Risque de marché : impossibilité de vendre les actifs stakés en période de volatilité, en raison de périodes de blocage ou de délais de retrait.
Ces risques peuvent être couverts en utilisant la technologie de validation distribuée avec des fournisseurs de services institutionnels suisses et des stratégies de couverture pour couvrir le risque de marché.
Pratiques de supervision
La FINMA recommande aux institutions de renforcer la sensibilisation des clients sur les risques, d’effectuer une diligence raisonnable approfondie des opérateurs de nœuds et de développer des scénarios de contingence en cas de défaillance d’un prestataire tiers. De plus, la FINMA encourage l’élaboration et la mise à jour régulière d’un Digital Assets Resolution Package (DARP), un ensemble de documents permettant au liquidateur d’accéder rapidement aux actifs numériques en cas de faillite.
Les institutions financières offrant du staking à leurs clients en délégant la validation technique des transactions à des prestataires de services tiers devront s’assurer de respecter la Circulaire FINMA 2018/3 « Outsourcing »3, entrée en vigueur le 1er avril 2018, établissant les exigences prudentielles applicables aux externalisations, ainsi que la Circulaire 2023/1 « Risques et résilience opérationnels – banques »4, entrée en vigueur le 1er janvier 2024. Il s’imposera dès lors de ne choisir que des prestataires de services de staking qui répondent aux exigences réglementaires en matière de sécurité et de gestion des risques.
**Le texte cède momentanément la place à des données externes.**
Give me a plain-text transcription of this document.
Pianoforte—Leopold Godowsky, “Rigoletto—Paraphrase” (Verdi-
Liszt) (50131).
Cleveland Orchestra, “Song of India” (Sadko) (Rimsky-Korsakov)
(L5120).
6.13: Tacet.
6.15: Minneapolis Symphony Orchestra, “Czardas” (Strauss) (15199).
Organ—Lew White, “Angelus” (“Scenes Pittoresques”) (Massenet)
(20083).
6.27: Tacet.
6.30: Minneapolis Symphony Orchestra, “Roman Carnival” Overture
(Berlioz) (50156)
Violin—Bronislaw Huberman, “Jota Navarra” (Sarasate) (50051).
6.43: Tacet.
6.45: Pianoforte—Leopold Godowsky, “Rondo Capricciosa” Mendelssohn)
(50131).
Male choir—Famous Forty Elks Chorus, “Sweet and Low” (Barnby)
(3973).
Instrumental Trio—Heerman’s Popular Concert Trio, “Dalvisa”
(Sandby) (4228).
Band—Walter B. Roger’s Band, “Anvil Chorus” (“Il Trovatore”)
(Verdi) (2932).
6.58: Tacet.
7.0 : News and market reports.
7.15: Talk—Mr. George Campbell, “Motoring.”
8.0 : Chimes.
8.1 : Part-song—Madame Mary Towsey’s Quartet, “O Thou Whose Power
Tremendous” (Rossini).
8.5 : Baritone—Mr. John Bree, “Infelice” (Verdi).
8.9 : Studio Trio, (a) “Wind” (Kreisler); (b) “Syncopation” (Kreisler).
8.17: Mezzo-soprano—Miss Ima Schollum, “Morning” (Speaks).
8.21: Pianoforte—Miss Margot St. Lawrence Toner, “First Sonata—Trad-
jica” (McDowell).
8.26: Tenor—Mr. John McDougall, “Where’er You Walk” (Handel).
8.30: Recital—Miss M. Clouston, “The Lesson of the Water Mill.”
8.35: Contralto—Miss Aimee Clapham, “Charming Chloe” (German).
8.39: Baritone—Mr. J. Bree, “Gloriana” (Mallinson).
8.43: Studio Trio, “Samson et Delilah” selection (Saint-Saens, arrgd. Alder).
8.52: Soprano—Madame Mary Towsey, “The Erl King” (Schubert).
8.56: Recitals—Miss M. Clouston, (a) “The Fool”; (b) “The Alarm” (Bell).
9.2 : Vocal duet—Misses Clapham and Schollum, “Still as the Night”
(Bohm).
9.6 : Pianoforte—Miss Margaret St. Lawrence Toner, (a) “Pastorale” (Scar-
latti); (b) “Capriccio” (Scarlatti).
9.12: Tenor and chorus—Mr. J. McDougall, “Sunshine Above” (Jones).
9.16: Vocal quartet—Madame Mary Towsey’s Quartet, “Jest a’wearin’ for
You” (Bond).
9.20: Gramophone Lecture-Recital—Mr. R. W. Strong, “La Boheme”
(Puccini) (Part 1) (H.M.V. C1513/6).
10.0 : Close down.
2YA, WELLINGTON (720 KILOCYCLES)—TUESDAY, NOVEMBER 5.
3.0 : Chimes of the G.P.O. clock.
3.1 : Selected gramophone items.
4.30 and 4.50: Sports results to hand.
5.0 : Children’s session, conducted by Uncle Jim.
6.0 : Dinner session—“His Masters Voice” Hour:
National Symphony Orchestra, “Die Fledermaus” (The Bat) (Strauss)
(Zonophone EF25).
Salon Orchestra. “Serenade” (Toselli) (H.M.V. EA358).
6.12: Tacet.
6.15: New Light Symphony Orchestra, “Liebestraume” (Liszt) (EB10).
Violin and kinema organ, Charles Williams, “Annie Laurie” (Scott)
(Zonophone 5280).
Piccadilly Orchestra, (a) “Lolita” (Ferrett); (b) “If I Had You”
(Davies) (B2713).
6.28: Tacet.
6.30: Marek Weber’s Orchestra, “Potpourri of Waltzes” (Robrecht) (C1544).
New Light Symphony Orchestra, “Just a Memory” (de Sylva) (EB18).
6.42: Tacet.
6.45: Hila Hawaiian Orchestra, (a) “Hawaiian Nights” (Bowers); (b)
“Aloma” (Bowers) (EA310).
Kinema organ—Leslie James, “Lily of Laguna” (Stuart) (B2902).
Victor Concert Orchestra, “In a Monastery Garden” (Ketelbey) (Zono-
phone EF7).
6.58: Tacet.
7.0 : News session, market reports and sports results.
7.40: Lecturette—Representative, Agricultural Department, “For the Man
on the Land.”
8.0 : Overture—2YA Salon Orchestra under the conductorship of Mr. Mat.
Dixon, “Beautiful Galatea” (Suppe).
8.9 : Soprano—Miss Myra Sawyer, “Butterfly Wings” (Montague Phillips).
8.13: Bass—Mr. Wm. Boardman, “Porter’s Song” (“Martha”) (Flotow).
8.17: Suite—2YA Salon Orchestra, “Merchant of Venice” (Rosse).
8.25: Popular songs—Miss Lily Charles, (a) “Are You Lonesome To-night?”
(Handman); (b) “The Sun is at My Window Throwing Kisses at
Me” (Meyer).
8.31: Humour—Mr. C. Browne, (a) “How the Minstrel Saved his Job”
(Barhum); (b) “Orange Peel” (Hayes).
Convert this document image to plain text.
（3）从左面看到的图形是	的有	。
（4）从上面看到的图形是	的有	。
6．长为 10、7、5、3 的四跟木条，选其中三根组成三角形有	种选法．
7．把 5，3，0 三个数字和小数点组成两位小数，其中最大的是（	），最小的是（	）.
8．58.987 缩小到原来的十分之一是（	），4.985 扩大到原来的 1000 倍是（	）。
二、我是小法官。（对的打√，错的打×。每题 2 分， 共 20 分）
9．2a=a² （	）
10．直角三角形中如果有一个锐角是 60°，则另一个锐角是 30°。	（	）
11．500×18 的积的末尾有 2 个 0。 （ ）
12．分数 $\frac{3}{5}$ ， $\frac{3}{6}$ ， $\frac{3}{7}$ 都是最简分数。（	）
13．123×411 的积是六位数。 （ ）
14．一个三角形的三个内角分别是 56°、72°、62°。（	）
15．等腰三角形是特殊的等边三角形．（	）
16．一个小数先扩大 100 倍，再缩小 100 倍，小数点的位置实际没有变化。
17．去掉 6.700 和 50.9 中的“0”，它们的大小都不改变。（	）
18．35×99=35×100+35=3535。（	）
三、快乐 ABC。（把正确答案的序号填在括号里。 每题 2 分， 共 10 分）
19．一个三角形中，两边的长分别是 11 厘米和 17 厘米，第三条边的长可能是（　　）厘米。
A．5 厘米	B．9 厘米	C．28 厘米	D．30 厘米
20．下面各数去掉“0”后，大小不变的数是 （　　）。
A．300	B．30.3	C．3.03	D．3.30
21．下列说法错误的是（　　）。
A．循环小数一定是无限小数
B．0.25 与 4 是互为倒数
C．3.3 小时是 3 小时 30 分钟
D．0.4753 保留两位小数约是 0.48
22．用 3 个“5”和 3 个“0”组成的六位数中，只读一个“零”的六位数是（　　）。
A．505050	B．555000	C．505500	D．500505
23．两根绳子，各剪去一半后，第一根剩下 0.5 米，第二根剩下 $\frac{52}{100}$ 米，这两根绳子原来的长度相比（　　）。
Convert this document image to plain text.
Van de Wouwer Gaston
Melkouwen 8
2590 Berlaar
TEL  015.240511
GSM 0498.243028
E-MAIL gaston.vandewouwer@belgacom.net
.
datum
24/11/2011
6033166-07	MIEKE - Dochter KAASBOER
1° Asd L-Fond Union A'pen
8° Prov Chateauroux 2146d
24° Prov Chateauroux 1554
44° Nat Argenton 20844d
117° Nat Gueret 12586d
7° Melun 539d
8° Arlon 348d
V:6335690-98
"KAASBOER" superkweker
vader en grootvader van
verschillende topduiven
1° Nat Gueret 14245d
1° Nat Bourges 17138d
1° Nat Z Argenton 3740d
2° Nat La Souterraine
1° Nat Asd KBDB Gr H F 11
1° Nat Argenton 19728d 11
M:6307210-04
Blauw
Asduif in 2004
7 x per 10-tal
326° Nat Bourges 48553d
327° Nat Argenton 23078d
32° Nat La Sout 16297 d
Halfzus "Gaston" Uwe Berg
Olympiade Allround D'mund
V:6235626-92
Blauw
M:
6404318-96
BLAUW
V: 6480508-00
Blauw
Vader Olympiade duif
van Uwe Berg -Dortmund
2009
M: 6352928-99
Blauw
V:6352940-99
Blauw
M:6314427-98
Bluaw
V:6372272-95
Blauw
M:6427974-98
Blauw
Afin de limiter les risques, il est recommandé d’avoir recours à des prestataires basés en Suisse qui sont certifiés par certaines normes de l’industrie (SOC2, ISAE 3402, ISO 27001).
En résumé, la FINMA adopte une approche pragmatique, évaluant au cas par cas les activités de staking selon leur structure et leur impact sur les droits des investisseurs, avec une vigilance particulière sur les activités impliquant la gestion d’actifs tiers et la promesse de rendement.
Conclusion
Ces clarifications règlementaires en lien avec le staking signifie que les institutionnels peuvent offrir du staking – et non des rendements intéressants sur leurs cryptoactifs – sans craindre de contrevenir aux lois régissant les valeurs mobilières.
La récente déclaration de la SEC représente une étape importante vers une meilleure compréhension du staking et une adoption institutionnelle, notamment par les banques et/ou les notamment les émetteurs de produits financiers (ETFs / ETPs) avec un sous-jacents en cryptoactifs pouvant être mis en jeu.